Nidification. Breeds in forest, making a shallow cup-shaped nest of dead leaves, a scrap or two of moss, one or two tiny twigs, all carelessly and untidily bound together with cobwebs and lined, with fine roots and tendrils. The whole structure reminds one more of a Cuckoo-Shrike's nest rather than that of a Babbler. One found by myself was built in a small fork of a straggly bush, quite unconcealed and easily reached by hand. It contained four eggs with a pale yellowish ground-colour well covered with freckles, specks and blotches of reddish brown, numerous everywhere but more so at the larger end. They were much like large, dully coloured and brown eggs of Copsychus. They measured 23·1 × 17·1 mm., and were taken, very hard-set, on the 9th August.

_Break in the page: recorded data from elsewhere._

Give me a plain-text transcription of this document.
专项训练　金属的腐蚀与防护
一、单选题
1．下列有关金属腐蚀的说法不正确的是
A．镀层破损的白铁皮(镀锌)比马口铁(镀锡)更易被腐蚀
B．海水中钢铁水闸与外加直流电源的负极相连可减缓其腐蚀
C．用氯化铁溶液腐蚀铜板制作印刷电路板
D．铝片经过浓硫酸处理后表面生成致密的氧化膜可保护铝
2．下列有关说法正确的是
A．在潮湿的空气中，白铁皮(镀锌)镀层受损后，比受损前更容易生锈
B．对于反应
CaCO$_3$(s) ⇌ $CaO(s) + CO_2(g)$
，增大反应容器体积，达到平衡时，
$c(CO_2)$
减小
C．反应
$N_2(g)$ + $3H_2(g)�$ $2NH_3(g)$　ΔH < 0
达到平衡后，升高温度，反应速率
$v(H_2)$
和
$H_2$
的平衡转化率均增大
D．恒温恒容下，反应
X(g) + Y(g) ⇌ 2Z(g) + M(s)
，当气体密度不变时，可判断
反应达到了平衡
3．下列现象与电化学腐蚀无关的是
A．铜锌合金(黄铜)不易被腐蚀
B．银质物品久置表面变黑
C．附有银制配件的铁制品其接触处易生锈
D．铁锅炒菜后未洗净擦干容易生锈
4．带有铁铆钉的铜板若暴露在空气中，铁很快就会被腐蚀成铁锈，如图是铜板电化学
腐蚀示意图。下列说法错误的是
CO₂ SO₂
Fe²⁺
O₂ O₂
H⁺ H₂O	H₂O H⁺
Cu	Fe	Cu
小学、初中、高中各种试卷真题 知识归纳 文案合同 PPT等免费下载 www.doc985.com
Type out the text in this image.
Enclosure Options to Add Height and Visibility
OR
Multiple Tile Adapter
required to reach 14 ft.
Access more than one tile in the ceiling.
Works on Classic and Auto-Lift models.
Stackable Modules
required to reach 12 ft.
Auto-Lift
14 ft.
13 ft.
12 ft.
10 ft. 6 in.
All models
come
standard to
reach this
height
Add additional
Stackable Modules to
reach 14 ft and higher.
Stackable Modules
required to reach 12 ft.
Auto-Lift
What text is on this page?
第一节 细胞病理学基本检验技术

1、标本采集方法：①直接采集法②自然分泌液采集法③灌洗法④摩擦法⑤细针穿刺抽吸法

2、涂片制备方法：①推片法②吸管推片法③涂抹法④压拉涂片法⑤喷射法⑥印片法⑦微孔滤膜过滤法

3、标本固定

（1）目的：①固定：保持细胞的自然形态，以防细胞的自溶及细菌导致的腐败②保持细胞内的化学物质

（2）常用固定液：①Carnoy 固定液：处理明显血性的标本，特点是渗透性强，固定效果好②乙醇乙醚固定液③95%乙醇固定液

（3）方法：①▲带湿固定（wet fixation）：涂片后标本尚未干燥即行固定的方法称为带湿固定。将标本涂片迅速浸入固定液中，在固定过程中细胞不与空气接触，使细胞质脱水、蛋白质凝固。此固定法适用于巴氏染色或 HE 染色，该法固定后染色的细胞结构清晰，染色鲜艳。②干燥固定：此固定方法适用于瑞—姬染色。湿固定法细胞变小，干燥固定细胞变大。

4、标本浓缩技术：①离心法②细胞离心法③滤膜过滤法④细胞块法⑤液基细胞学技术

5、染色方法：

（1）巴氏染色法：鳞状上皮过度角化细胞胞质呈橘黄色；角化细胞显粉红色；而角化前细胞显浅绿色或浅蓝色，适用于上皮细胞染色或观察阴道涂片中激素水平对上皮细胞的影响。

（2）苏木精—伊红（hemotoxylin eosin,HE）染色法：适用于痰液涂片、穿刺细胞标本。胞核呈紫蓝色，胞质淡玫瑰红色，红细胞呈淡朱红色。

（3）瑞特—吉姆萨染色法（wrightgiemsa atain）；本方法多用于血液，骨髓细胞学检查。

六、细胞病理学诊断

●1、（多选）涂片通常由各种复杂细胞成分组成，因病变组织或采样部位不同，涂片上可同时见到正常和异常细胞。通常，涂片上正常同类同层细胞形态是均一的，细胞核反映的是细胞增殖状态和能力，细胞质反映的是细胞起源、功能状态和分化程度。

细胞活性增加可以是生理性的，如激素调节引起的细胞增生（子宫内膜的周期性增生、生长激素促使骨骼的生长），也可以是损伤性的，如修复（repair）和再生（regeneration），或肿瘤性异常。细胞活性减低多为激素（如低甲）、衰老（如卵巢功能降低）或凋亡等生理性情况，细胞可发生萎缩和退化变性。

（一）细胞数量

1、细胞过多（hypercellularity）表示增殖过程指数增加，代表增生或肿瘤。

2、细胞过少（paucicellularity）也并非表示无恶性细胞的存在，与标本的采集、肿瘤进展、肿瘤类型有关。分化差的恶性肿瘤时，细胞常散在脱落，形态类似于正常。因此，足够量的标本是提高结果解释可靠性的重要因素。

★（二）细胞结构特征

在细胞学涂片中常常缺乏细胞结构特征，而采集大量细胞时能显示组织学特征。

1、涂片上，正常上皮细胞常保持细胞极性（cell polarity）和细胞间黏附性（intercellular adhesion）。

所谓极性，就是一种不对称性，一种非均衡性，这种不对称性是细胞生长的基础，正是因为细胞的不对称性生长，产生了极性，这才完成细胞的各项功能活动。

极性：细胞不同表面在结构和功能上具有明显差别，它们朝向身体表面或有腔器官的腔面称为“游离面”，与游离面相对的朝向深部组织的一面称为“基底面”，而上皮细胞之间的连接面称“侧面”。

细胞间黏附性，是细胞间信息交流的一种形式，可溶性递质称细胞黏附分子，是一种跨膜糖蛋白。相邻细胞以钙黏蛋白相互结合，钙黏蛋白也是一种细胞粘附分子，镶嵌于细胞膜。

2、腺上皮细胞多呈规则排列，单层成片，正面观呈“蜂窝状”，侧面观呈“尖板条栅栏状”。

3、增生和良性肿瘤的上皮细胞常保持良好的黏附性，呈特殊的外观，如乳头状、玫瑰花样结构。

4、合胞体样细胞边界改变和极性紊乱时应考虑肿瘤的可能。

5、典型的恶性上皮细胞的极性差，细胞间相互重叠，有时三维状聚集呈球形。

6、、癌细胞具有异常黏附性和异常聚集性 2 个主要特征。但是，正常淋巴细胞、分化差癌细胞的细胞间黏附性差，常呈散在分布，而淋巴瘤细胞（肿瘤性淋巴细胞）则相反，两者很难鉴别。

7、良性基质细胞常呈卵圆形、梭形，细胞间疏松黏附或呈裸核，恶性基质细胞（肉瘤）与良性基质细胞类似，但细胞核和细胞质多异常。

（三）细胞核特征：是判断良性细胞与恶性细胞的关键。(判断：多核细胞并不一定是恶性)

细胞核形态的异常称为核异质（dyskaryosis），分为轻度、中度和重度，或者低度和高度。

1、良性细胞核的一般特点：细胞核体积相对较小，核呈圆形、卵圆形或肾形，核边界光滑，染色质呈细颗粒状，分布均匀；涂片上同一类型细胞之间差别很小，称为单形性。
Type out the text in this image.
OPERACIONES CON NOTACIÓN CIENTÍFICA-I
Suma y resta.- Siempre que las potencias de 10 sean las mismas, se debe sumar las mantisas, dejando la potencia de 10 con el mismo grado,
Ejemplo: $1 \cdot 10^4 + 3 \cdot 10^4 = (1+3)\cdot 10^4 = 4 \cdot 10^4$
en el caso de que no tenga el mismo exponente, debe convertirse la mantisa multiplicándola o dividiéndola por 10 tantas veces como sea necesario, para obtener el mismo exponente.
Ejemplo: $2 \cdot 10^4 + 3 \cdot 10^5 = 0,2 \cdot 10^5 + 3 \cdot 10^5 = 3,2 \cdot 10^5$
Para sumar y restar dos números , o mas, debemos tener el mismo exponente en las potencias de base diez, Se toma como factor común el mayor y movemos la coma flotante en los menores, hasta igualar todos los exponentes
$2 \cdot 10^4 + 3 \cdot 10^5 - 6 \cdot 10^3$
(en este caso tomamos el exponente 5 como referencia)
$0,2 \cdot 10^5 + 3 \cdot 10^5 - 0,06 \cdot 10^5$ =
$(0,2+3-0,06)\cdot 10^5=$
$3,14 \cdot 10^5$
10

Habits. This curious Babbler is found during the cold weather principally between 1,000 and 2,500 feet, frequenting bamboo-, bush- and grass-jungle and, less often, secondary growth. In the breeding season it is found nearly up to 4,000 feet, and then deserts the lighter form of cover for the densest and dampest forests. It is like the birds of the genera Garrulax and Trochalopterum in being very gregarious and very noisy, but, unlike them, keeps entirely to trees and bamboos and never works on the ground for its food. They are intensely curious and by no means shy, and will allow close observation without resentment. They fly fairly well and are much more active on the wing than most of the Timaliidæ.

(233) Gampsorhynchus rufulus torquatus.

The Ring-necked Shrike-Babbler.

Gampsorhynchus torquatus Hume, P. A. S. B., 1874, p. 107 (Youngzalin River); Blanf. & Oates, i, p. 136.

Vernacular names. None recorded.

Description. Differs from G. r. rufulus in having the upper plumage rufous-brown; the outer webs of the first primaries and the tips of all horny-grey; the tail is edged and tipped with white instead of buflf and the sides of the neck are marked with rufous and black.

Colours of soft parts as in the last bird, but the legs are described as "greyish white, slaty white or fleshy white with a blue tinge."

Measurements as in White-headed Shrike-Babbler.

Distribution. The Toungoo Hills and Karenni to Tenasserim.

Nidification unknown.

Habits do not seem to differ from those of the White-headed Shrike-Babbler. Davison procured them both in bamboo and evergreen forest.